Here We Are, Aarti Namdev Shahani
The Shahanis came to Queens – from India, by way of Casablanca – in the 1980s. They were undocumented for a few unsteady years and then, with the arrival of their green cards, they thought they'd made it. This is the story of how they did, and didn’t; the unforeseen obstacles that propelled them into years of disillusionment and heartbreak; and the strength of a family determined to stay together.
Here We Are follows the lives of Aarti, the precocious scholarship kid at one of Manhattan's most elite prep schools, and her dad, the shopkeeper who mistakenly sells watches and calculators to the notorious Cali drug cartel. Together, the two represent the extremes that coexist in the US, even within a single family and truths about immigrants that get lost in the headlines. It isn’t a matter of good or evil; it’s complicated.
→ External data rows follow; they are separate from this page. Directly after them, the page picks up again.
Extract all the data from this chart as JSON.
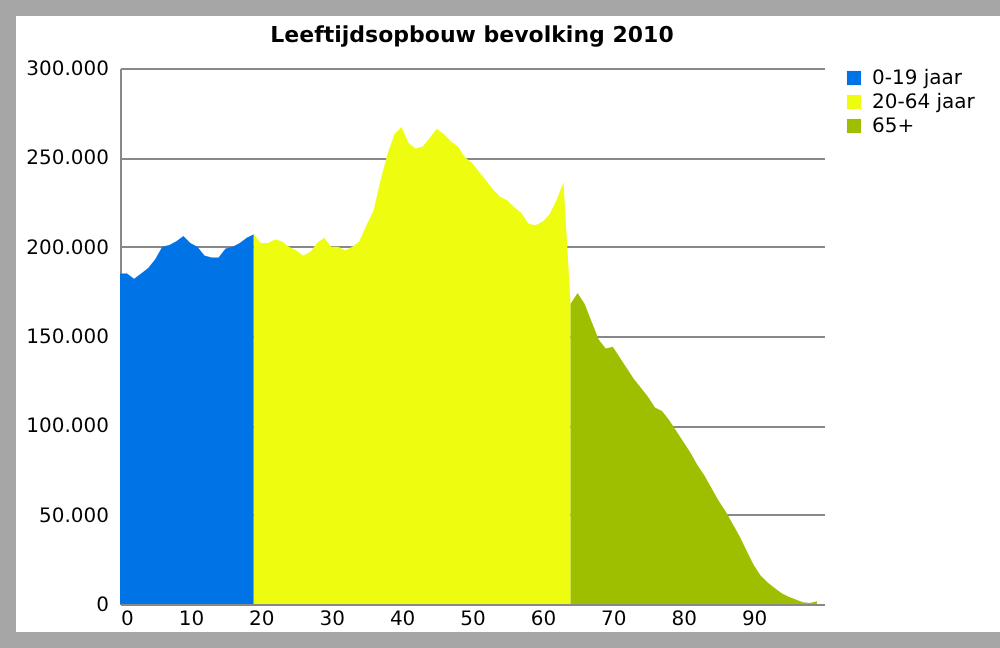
{
  "chart_data": {
    "type": "area",
    "title": "Leeftijdsopbouw bevolking 2010",
    "xlim": [
      0,
      100
    ],
    "xticks": [
      0,
      10,
      20,
      30,
      40,
      50,
      60,
      70,
      80,
      90
    ],
    "ylim": [
      0,
      300000
    ],
    "yticks": [
      {
        "value": 0,
        "label": "0"
      },
      {
        "value": 50000,
        "label": "50.000"
      },
      {
        "value": 100000,
        "label": "100.000"
      },
      {
        "value": 150000,
        "label": "150.000"
      },
      {
        "value": 200000,
        "label": "200.000"
      },
      {
        "value": 250000,
        "label": "250.000"
      },
      {
        "value": 300000,
        "label": "300.000"
      }
    ],
    "grid": "y",
    "legend": "right",
    "series": [
      {
        "name": "0-19 jaar",
        "color": "#0073e6",
        "x": [
          0,
          1,
          2,
          3,
          4,
          5,
          6,
          7,
          8,
          9,
          10,
          11,
          12,
          13,
          14,
          15,
          16,
          17,
          18,
          19
        ],
        "values": [
          185000,
          185000,
          182000,
          185000,
          188000,
          193000,
          200000,
          201000,
          203000,
          206000,
          202000,
          200000,
          195000,
          194000,
          194000,
          199000,
          200000,
          202000,
          205000,
          207000
        ]
      },
      {
        "name": "20-64 jaar",
        "color": "#eefc10",
        "x": [
          19,
          20,
          21,
          22,
          23,
          24,
          25,
          26,
          27,
          28,
          29,
          30,
          31,
          32,
          33,
          34,
          35,
          36,
          37,
          38,
          39,
          40,
          41,
          42,
          43,
          44,
          45,
          46,
          47,
          48,
          49,
          50,
          51,
          52,
          53,
          54,
          55,
          56,
          57,
          58,
          59,
          60,
          61,
          62,
          63,
          64
        ],
        "values": [
          207000,
          202000,
          202000,
          204000,
          203000,
          200000,
          198000,
          195000,
          197000,
          202000,
          205000,
          200000,
          200000,
          198000,
          200000,
          203000,
          212000,
          220000,
          237000,
          252000,
          263000,
          267000,
          258000,
          255000,
          256000,
          261000,
          266000,
          263000,
          259000,
          256000,
          250000,
          247000,
          242000,
          237000,
          232000,
          228000,
          226000,
          222000,
          219000,
          213000,
          212000,
          214000,
          218000,
          226000,
          236000,
          168000
        ]
      },
      {
        "name": "65+",
        "color": "#9ebf00",
        "x": [
          64,
          65,
          66,
          67,
          68,
          69,
          70,
          71,
          72,
          73,
          74,
          75,
          76,
          77,
          78,
          79,
          80,
          81,
          82,
          83,
          84,
          85,
          86,
          87,
          88,
          89,
          90,
          91,
          92,
          93,
          94,
          95,
          96,
          97,
          98,
          99
        ],
        "values": [
          168000,
          174000,
          168000,
          158000,
          148000,
          143000,
          144000,
          138000,
          132000,
          126000,
          121000,
          116000,
          110000,
          108000,
          103000,
          97000,
          91000,
          85000,
          78000,
          72000,
          65000,
          58000,
          52000,
          45000,
          38000,
          30000,
          22000,
          16000,
          12000,
          9000,
          6000,
          4000,
          2500,
          1000,
          500,
          1500
        ]
      }
    ]
  }
}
Love, Loss, and What We Ate, Padma Lakshmi
Love, Loss, and What We Ate is Lakshmi’s account of her journey from that humble kitchen, ruled by ferocious and unforgettable women, to the judges’ table of Top Chef and beyond. It chronicles the fierce devotion of the remarkable people who shaped her along the way, from her headstrong mother who flouted conservative Indian convention to make a life in New York, to her grandfather– a brilliant engineer with an irrepressible sweet tooth – to the man seemingly wrong for her in every way who proved to be her truest ally.
This is an intimate story of food and family – both the ones we are born to and the ones we create – and their enduring legacies.